With a cry of shock Gary spun around. There was Pilkins, ghoulish and icy like before. Only older. Where there had been a stringy, useless teenager there now stood a stronger, bulkier man. It was undoubtedly Pilkins, at least the broken, horrible version of Pilkins that Gary had last seen in the park, but the gangly teenager was grown now. ‘How long?’ Gary asked again in a reedy, terrified voice.

‘Ten years, Feldman. Your family had a funeral, everyone was very sad. Of course, they didn’t know what a bastard you really were.’

Gary shook his head, staring at the ground. ‘No. No it can’t be true. Ten years? Am I really…’ His voice disappeared in sobs.

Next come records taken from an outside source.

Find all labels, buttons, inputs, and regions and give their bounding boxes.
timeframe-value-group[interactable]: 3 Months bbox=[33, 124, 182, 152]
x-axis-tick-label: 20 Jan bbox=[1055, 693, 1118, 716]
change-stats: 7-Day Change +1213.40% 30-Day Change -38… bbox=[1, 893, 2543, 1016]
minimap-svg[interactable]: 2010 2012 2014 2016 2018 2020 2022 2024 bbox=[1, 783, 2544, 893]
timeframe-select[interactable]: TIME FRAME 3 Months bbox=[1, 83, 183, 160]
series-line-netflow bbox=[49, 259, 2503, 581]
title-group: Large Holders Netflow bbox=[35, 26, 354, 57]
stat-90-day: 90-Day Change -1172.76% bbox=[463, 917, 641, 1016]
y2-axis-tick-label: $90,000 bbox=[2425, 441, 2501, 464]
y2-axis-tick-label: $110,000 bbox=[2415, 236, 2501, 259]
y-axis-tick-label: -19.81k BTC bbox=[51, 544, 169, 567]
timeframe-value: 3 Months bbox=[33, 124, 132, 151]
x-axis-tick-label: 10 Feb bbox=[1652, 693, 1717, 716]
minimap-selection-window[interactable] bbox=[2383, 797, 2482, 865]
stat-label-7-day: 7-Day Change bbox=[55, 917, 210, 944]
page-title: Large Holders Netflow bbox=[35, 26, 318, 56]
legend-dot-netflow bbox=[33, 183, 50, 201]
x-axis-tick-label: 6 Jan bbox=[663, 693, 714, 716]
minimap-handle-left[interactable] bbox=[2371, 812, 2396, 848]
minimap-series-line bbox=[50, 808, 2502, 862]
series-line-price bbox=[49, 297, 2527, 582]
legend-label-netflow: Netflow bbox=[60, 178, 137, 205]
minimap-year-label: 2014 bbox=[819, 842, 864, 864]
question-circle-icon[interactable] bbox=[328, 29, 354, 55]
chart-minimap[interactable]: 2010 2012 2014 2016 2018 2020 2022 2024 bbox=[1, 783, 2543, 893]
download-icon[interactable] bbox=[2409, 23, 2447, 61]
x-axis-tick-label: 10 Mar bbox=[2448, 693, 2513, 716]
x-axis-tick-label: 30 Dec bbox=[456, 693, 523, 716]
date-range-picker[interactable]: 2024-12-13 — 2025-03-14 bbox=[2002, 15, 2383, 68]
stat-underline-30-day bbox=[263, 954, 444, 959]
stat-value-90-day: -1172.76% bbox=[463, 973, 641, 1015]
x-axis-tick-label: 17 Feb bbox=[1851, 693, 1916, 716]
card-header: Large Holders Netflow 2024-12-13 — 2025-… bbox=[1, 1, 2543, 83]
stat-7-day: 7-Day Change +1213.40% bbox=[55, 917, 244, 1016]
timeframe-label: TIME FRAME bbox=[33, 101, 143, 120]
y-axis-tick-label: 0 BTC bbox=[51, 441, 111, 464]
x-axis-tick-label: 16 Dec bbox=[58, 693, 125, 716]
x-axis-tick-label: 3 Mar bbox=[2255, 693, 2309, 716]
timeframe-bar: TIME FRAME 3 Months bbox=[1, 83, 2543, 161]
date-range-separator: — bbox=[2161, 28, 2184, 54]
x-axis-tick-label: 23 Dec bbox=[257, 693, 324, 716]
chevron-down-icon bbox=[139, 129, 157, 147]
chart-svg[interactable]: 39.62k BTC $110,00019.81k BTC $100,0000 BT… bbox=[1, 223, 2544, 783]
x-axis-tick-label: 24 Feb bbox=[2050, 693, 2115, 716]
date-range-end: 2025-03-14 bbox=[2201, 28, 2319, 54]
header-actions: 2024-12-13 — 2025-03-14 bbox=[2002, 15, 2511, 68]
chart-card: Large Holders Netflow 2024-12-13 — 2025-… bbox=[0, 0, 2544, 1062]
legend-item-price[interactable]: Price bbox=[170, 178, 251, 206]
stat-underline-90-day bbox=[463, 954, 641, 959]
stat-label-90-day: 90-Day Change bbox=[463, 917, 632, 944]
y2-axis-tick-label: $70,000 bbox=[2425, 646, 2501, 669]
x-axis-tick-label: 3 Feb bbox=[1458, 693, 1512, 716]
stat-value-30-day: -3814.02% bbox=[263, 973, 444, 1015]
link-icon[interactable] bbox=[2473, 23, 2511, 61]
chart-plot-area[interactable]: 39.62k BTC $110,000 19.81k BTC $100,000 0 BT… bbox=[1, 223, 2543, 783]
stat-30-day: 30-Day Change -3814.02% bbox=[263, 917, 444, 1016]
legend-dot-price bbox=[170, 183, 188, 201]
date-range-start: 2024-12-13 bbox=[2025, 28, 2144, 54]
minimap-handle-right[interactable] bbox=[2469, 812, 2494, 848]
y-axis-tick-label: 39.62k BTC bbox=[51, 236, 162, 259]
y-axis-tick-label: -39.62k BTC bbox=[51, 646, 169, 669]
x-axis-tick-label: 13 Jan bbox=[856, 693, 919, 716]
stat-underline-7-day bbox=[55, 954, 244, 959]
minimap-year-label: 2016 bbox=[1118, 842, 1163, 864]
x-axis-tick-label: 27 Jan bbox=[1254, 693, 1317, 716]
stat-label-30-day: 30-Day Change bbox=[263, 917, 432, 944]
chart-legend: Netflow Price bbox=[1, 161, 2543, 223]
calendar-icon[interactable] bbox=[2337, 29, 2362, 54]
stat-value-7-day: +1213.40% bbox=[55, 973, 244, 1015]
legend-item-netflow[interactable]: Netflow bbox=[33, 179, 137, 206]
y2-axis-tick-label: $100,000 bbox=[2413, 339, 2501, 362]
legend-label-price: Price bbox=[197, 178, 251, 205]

‘Dead? Oh yes, you’re really dead. Your family came regularly to sit in vigil by your grave here, but I saw to that. Your father was easily distracted by booze and cheap women. It was surprisingly easy to destroy what remained of your happy family, broken with grief as they were.’

Gary looked up into those hideous, rheumy eyes. ‘No. No, that can’t be true.’

‘Oh, it’s true. Your mother’s grave is right there. She lasted a few years before opening her veins in a bath of hot water. Her life flooded out as she decried the cruel universe that had taken her son and destroyed her marriage. Cruel universe, indeed. I did laugh as I watched her die.’

Gary couldn’t speak, incomprehensible sounds stuttering from his throat as he read the words carved into the tombstone beside his.

Felicia Feldman
Much loved wife and mother
Now in Jesus hands

His knees turned to water and he fell to the grass between his grave and his mother’s. He shook his head, sobbing in confusion, terror, grief. It couldn’t be true.

‘I’m still working on breaking your father,’ Pilkins said matter-of-factly. ‘It was easy to destroy everything around him, but he’s surprisingly resilient. His grave will be here by the next time we meet, though, you can rest assured of that.’

‘Next time?’

‘Oh, yes.’ Pilkins surged forward, grabbing Gary by the face, those cold, sharp fingers pointing into his eyes again. ‘Next time. In ten years. And every ten years after that. You’ll die again and again, and every time, right before I kill you, I’ll show you what else about your life I’ve destroyed. Your sister is pregnant, by the way.’

In a blur of white those frozen fingers shot forward, lightning agony lancing through Gary’s brain as his scream tore at his eardrums and everything went black.